There is a risk, however that the complex nature of the oil market and geopolitical context was not fully understood by countries outside the Iran-Saudi Arabia or US-China relations realm. Middle Eastern countries that are not oil providers could overlook the financial aspect of the Aramco deal and the Chinese oil demand patterns and focus their efforts and understanding of reality on the military-geopolitical aspect alone. Asian countries reliant on oil to continue growing their GPD, could very well focus on the financial aspect, and how the attack had little long-term impact on the market and price and overlook the significance of the attack from a geopolitical standpoint when moving from a proxy war to a direct attack. This risk must be analyzed from all aspects, including by US energy market traders, mostly used to the sophistication of the US oil storage markets and supply-and-demand models that are nothing like the Chinese patterns, which are much more opportunistic in nature. 

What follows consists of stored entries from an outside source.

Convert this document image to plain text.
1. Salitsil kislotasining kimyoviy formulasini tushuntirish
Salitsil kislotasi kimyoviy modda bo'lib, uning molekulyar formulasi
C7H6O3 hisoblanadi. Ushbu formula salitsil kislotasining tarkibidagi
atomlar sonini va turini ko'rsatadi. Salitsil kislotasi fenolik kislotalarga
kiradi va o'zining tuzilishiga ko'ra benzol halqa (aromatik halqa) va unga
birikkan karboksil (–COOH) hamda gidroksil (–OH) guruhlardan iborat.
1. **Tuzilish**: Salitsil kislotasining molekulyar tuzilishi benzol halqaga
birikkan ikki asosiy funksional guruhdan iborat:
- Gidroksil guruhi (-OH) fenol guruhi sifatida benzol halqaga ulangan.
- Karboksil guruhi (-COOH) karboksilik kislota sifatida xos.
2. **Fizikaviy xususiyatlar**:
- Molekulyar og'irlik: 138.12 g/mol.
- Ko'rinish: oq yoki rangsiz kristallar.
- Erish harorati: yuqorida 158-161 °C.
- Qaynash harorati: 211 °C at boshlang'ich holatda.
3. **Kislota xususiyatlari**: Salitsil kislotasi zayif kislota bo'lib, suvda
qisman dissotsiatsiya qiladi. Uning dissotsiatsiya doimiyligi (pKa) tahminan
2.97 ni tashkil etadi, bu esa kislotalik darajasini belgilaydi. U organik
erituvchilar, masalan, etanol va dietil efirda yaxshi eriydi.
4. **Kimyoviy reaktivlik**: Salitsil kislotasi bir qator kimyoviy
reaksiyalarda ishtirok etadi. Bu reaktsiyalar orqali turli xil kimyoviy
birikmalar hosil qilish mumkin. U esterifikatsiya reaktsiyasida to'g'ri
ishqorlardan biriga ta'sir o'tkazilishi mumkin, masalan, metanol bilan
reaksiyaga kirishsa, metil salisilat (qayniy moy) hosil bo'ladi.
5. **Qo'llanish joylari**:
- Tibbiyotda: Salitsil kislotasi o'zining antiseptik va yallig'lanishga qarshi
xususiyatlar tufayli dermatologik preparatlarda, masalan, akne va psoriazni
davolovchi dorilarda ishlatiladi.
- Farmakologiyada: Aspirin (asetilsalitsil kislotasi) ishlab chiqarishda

Will such an attack happen again soon? It’s tempting to analyze that it might, as once a threshold has been crossed, it could be easier to repeat. However, if the market was different and geopolitical risks were not on the oil demand side as they are now, the outcome could have been very different, and it would be quite a risk for such an attack to happen again.
The author is a GARP-ERP (Energy Risk Professional).